Well, well, well. We couldn’t just take that information as the gospel here at APIAS. That wouldn’t be our style. So follow the jump to find out why ESPN needs to train their guy’s to watch their words.
So immediately after this came over the speakers we hit the Internets. An Excel sheet was quickly developed comparing the results of every team in the 2007 NCAA tournament. The key statistics? We compared a team’s number of wins in their last 10 games to what round they got to in the tournament. Every team got to round 1 and only Florida got to the proverbial “round 7” as they won the champeenship.
The next step in our process was to axe the #15 and #16 seeds. They were just straight up deleted from the data. Why? Because they never win. It doesn’t matter if they come in at 1-9 or 10-0 in their last ten games. They don’t win in the tournament so they only taint the data.
So then we take a look at the correlation between wins (in last ten games) and round achieved. We get the following chart.
Now that looks pretty rough. The correlation coefficient, or R-value, is 0.1948. For those not in the know, a perfect correlation is 1.0 and no correlation at all is 0.0. So we’re looking pretty grim on proving our announcer hero wrong. But let’s take a little closer look at the situation.
The teams that usually get in based on their recent performance are big time schools. A team like Nevada gets an at-large bid becasuse they’re 27-4 for the season. Not because they’re 9-1 in their last ten. A team like Clemson could get in because they’re 8-2 in their last 10 and made a run into their conference tournament. So we go back to the data and take out all the mid-majors. Only BCS conferences remain in the data (a set of 36 data points).
Re-plot that data and what do we find? An R-value of 0.4424. Well, that’s getting closer but it still doesn’t say much. But when you look at that chart you notice that Florida and OSU are putting a kink in the data. Why? Because they had 7 and 10 wins, respectively, in their last 10 games. They also constitute only 2 data points in our set and throw off the data because they’re “top-heavy”, or basically they come at the end of the data set and upset the general trend.
Off they go. Florida and OSU’s data points are out and what do we find? With 34 data points left, comprised only of major conference teams that lost before the championship game, we have a correlation coefficient of 0.9839.
That, friends, is significant.
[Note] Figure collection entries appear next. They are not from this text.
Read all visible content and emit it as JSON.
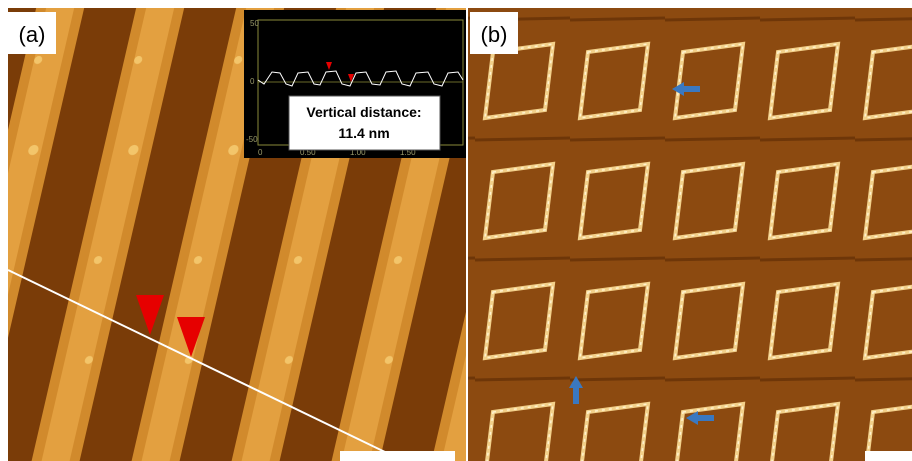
{
  "panels": [
    {
      "label": "(a)",
      "inset": {
        "y_ticks": [
          "50",
          "0",
          "-50"
        ],
        "x_ticks": [
          "0",
          "0.50",
          "1.00",
          "1.50"
        ],
        "annotation": {
          "line1": "Vertical distance:",
          "line2": "11.4 nm"
        }
      }
    },
    {
      "label": "(b)"
    }
  ]
}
In fact, it says there is a direct relationship between how one plays down the stretch run of the season and how they will do in the tournament. We threw some data points out to get to this conclusion, but that’s how you go about a statistical analysis. You take the pertinent information and see how it pans out, not the entire data set.
So, this is why we say that ESPN announcers need to watch their words. We have no problem with one of them saying that they don’t “think” or “believe” that how a team does down the stretch should contribute to the selection committee’s decisions. What we do have a problem is is when they make a distinct statement that they have in no way investigated.
In a way, this whole experience has been enlightening. We feel a bit like Carl Monday right now. Doing all the ground work really does pay off in the end when you catch some guy masturbating in a public library. Or an ESPN announcer spouting off at the mouth. Either way, satisfying.